LAIKA
— Estenda a mão. — Ordenou Karim, aproximando-se com passos firmes. — Afaste as pernas.
Ele posicionou-se às minhas costas.
— Estou pronta. — Respondi, rouca de expectativa.
— Agora, respire fundo e concentre-se naquilo que deseja controlar.
Obedeci. Inspirei profundamente, abri os olhos e encarei a pequena muralha de troncos empilhados diante de mim. Karim pedira que eu os arremessasse numa direção específica. Fechei os olhos, canalizei a energia e lancei-os — só que eles voaram direto em direção a ele.
Karim se esquivou e bradou:
— Pare!
Soltei a magia de imediato.
— Desculpa! Não foi por querer!
— Laika, foque.
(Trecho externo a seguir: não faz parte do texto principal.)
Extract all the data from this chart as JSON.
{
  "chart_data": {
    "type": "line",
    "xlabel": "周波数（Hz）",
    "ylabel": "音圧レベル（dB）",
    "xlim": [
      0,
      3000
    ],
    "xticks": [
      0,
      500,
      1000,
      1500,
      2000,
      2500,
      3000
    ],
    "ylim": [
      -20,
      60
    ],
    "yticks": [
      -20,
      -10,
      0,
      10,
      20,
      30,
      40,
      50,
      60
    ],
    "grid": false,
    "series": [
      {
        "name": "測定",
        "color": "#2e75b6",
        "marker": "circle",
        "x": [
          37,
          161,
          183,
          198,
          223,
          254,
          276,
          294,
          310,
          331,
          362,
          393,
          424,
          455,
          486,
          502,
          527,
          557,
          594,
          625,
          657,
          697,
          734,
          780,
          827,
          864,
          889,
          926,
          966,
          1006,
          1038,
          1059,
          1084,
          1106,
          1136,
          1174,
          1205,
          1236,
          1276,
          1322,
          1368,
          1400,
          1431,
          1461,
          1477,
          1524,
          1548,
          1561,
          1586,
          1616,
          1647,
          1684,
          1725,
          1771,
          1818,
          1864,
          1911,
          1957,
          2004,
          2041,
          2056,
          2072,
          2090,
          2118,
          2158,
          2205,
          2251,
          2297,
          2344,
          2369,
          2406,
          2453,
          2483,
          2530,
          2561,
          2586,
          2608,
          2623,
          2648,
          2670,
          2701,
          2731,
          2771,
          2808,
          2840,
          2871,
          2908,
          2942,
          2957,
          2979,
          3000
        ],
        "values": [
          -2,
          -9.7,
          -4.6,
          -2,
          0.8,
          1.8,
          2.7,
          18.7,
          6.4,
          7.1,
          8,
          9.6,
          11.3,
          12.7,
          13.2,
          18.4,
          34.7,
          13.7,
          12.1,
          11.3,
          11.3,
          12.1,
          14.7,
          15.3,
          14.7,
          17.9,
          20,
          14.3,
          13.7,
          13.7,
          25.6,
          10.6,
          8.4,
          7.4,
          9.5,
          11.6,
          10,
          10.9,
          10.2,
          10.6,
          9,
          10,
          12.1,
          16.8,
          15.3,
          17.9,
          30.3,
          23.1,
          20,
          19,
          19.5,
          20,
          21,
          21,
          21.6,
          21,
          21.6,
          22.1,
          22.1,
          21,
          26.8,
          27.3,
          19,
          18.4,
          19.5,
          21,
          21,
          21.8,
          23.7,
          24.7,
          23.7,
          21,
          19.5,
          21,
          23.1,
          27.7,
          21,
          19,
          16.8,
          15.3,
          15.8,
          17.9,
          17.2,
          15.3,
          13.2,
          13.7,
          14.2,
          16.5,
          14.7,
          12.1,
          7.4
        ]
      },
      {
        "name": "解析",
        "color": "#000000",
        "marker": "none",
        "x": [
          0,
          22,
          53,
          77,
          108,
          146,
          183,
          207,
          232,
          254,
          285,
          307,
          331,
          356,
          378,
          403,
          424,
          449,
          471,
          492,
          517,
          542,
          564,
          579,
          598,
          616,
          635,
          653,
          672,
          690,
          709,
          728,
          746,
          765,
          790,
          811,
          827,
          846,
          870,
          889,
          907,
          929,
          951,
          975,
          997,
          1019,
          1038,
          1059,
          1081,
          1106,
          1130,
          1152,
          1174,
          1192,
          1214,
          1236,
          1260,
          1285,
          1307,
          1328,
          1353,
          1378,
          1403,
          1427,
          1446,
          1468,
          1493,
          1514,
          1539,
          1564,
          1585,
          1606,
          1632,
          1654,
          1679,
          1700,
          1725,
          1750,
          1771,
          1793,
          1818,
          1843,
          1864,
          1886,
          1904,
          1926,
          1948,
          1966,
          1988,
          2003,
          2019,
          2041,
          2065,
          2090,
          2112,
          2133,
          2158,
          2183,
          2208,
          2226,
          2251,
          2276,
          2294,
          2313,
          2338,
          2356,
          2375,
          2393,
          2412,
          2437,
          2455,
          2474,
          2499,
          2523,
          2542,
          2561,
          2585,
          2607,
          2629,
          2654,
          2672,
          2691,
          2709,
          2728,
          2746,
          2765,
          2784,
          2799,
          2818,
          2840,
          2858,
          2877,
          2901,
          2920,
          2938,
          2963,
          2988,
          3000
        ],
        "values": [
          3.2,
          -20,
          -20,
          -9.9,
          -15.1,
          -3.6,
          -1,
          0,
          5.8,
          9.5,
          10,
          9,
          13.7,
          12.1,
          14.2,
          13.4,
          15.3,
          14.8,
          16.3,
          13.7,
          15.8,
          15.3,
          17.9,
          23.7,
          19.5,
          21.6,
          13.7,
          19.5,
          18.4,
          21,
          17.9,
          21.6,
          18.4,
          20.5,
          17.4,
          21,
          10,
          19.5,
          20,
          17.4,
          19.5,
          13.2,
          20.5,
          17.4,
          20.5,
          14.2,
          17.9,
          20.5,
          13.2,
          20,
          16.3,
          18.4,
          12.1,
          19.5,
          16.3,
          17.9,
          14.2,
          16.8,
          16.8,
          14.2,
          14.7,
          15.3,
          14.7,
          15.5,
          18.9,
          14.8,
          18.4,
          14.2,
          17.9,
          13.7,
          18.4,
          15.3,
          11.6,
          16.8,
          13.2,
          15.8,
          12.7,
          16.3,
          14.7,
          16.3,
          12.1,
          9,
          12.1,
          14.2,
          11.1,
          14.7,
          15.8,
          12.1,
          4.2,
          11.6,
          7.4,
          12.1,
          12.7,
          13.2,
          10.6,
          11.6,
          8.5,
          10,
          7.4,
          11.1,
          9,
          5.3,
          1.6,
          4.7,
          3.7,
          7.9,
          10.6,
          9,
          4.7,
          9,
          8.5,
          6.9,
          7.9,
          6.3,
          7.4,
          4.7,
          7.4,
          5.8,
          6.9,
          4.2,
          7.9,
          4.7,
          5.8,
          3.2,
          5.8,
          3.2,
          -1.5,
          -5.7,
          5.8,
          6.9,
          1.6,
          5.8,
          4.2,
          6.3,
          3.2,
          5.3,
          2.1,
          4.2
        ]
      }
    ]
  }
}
Você ainda se distrai, embora já esteja melhor do que na época de iniciante.
Suspirei, deixando os ombros cederem. Como podíamos agir como se nada estivesse prestes a explodir? Karim ardia em conflito, mas mascarava isso com maestria. Eu, porém, não conseguia afastar a preocupação pelo destino do seu povo amanhã. Ele fingia indiferença, mas eu via a corrosão silenciosa por trás dos olhos dele.
— Você está quase dominando o fluxo. — Garantiu.
Bufei.
— Karim, hoje não consigo me concentrar.
A testa dele franzia-se em inquietação.
— Por quê?
— Vamos fingir que nada acontecerá amanhã se eu não voltar para Alfa Khalid?
— Você quer voltar para ele?
— Claro que não. Você sabe que isso só aconteceria sobre o meu cadáver.
— Então pare de se martirizar…
— Como? Olhe para o seu povo. Eles não merecem morrer por minha causa.
— E você tampouco. Eu tenho tudo sob controle… ou tem outra ideia?
— Karim. — Aproximei-me até quase o tocar. — Khalid é o Sombrio.
— Por que continua chamando-o de Alfa Khalid? Devia arrancar esse título dele. — Ele afastou-se dois passos.
Escondi-me atrás da pedra e observei Erika aproximar-se da água. Havia muito que não a via, nem a ela nem à mãe. Perguntei-me, por um instante, por que desistira de Karim tão facilmente — ela era tão silenciosa que às vezes esquecia que ainda integrava o Bando Titã.
Erika examinou os arredores, tirou uma cabaça de debaixo da capa e a deixou escorregar na correnteza antes de se afastar às pressas. Fiquei imaginando o conteúdo daquele recipiente.
Teria encontrado finalmente um companheiro? Talvez não fosse alguém que sua mãe aprovasse. Assim que o silêncio retornou, ergui-me e tentei praticar o controle que Karim me ensinara.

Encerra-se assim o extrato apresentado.